There is probably a gadzillion different ways that you can manage and synchronize you configuration files (aka dotfiles) between different Linux/UNIX boxes – anything from custom symlink scripts, all the way to configuration management tools like Puppet and Ansible. Here are a few options to look at if you are not doing it already.
Personally, I’m using Ansible and I’m quite happy with it, as it allows me to have multiple playbooks (base configuration, desktop configuration, development setup, etc), and do more things than just manage my configuration files (install packages and tools that I often need, setup correct permissions, and more).

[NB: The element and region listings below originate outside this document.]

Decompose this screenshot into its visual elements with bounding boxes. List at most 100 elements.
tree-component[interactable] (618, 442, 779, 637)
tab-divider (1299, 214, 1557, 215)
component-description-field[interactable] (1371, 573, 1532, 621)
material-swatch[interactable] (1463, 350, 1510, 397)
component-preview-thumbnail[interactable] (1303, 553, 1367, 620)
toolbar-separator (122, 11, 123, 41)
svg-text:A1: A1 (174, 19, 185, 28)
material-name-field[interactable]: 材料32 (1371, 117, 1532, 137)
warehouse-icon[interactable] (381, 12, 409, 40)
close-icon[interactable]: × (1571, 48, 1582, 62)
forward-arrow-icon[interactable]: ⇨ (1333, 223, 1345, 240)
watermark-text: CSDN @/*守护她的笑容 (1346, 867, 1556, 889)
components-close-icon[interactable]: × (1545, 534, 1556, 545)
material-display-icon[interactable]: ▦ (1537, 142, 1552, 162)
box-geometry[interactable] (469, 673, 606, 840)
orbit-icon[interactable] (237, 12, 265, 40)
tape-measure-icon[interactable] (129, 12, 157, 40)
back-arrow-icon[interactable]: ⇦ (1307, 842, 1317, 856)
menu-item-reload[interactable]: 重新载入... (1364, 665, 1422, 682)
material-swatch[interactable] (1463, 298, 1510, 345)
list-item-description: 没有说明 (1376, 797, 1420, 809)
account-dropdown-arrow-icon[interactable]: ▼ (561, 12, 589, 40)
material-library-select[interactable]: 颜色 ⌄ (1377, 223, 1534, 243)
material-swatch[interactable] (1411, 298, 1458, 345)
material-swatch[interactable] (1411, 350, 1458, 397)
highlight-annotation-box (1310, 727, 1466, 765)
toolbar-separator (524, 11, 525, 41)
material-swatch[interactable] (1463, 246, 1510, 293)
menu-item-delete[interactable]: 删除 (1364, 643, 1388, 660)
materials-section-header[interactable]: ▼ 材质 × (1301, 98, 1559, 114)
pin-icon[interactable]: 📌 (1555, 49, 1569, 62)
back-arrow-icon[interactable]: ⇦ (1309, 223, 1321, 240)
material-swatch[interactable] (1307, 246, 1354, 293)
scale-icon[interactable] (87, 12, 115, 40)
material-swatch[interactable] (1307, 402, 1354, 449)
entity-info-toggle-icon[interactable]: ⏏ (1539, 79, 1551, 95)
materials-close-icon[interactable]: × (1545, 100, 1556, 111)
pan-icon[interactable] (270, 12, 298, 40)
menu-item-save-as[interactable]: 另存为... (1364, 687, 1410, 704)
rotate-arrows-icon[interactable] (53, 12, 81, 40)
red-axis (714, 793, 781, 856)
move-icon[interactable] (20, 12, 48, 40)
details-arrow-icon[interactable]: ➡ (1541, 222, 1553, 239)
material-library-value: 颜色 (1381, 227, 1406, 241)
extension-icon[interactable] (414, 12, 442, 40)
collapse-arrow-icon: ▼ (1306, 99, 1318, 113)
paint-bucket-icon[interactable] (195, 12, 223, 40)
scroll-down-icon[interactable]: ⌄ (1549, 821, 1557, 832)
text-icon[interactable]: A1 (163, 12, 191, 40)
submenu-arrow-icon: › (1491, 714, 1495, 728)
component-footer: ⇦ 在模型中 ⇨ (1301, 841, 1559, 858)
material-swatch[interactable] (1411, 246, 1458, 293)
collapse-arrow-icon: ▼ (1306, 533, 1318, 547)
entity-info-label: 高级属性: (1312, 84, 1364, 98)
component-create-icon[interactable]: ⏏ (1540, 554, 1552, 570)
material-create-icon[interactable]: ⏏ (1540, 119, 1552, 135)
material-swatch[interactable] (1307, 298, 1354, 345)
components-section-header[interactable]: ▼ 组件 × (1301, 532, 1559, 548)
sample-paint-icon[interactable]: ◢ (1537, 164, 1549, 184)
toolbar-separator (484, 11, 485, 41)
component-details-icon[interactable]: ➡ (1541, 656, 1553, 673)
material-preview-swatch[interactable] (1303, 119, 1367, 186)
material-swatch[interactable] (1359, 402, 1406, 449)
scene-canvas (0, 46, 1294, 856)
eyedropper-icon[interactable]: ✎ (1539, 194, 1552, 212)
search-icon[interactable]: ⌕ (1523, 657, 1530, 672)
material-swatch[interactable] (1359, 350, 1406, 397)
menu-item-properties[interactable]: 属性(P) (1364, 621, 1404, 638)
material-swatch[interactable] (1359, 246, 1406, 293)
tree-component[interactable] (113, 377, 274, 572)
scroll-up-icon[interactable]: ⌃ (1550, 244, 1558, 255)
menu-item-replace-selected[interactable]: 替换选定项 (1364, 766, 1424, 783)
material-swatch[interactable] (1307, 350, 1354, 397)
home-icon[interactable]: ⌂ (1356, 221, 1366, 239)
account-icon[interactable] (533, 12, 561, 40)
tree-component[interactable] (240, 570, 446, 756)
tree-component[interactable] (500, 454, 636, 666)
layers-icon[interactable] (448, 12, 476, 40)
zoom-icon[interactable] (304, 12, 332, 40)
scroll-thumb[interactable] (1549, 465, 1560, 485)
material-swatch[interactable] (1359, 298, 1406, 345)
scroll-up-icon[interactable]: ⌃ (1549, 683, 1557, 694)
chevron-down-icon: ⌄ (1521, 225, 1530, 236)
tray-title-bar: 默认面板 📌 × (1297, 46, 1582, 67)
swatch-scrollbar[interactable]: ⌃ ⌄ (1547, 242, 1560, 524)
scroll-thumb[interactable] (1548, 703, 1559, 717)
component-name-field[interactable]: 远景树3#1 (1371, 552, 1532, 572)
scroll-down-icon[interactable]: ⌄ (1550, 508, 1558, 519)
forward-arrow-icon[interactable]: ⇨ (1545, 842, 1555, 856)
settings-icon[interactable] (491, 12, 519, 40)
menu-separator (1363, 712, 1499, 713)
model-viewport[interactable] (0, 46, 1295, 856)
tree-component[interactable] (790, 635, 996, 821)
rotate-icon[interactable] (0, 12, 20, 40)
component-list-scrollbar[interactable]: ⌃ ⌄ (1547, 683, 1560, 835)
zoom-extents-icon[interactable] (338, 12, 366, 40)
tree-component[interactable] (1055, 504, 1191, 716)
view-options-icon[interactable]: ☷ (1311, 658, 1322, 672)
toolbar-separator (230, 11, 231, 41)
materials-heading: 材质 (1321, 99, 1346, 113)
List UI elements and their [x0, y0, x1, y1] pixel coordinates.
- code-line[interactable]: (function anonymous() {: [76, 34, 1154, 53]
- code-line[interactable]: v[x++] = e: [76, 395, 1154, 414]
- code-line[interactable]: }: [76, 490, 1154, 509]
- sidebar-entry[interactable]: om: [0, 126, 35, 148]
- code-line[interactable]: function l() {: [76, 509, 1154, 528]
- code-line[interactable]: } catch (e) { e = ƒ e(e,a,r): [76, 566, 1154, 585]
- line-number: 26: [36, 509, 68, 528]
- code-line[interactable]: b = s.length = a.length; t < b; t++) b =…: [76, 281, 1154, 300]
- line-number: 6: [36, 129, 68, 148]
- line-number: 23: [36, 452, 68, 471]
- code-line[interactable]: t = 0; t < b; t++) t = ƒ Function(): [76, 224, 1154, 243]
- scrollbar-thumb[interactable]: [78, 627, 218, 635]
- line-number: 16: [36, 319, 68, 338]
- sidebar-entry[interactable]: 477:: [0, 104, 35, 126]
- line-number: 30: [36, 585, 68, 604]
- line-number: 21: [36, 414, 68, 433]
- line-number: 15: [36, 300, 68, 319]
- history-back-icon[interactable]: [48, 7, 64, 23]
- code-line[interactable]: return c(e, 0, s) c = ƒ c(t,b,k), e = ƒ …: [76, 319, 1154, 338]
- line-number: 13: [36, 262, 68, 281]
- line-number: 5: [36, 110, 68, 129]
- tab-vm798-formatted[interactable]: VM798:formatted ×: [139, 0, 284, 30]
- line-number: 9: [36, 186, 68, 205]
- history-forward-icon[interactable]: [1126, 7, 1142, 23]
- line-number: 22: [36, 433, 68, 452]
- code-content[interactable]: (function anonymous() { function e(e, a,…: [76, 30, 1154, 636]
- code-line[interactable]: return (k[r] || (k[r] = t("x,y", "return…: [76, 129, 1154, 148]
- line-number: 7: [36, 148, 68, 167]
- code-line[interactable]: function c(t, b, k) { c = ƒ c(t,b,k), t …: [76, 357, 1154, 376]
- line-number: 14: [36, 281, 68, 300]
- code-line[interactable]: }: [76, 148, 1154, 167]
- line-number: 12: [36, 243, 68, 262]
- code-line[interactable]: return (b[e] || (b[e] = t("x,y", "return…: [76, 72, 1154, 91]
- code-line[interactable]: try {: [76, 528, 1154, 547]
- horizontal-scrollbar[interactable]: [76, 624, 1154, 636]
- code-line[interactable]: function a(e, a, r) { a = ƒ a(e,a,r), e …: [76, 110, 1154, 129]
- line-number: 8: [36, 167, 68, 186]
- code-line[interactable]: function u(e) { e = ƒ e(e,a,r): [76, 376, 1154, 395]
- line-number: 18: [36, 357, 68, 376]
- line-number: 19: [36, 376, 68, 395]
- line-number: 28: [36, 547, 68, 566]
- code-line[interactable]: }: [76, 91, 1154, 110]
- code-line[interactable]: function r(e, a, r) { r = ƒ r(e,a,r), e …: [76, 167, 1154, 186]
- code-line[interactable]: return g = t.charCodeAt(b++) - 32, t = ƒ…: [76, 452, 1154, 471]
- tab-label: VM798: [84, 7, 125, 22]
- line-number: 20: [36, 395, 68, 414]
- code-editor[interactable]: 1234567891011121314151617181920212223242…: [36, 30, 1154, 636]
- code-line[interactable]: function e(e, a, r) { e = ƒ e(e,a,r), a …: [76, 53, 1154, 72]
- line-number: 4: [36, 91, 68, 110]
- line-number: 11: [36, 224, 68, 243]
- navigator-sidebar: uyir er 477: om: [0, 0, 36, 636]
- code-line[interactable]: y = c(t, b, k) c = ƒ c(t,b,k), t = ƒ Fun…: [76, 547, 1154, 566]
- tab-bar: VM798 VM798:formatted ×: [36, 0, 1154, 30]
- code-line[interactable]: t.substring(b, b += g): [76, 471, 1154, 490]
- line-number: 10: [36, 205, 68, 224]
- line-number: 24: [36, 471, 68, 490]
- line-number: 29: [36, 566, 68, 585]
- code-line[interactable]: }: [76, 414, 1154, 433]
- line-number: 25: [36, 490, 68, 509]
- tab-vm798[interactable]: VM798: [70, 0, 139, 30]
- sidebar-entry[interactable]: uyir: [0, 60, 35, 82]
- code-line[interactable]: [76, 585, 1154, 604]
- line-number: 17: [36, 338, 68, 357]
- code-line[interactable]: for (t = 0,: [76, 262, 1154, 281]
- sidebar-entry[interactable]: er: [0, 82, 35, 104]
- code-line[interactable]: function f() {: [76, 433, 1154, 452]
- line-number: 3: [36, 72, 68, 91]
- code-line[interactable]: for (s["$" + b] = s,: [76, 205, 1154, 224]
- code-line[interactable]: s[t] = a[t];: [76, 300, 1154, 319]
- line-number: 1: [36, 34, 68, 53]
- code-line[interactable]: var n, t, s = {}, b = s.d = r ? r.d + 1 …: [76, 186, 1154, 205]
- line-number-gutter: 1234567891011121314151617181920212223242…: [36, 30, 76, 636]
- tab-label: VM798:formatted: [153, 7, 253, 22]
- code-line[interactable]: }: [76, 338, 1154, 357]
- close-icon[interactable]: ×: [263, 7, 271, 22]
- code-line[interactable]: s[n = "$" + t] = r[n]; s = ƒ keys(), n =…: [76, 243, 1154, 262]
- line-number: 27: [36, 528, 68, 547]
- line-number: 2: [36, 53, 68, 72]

Recently, I came across this tutorial from Digital Ocean on how to manage your configuration files with git. Again, there are a few options discussed in there, as even with git, there’s more than one way to do it (TMTOWTDI).
The one that I’ve heard about a long time ago, but completely forgot, and which I think is quite elegant is the approach of separating the working directory from the git repository:
Now, we do things a bit differently. We will start by specifying a different working directory using the
core.worktree git configuration option:
git config core.worktree "../../"
What this does is establish the working directory relative to the path of the
.git directory. The first
../refers to the
~/configs directory, and the second one points us one step beyond that to our home directory.
Basically, we’ve told git “keep the repository here, but the files you are managing are two levels above the repo”.
I guess, if you stick purely to git, you can offload some of the additional processing, such as permission changes and package installation, into one of the git hooks. Something like post-checkout or post-merge.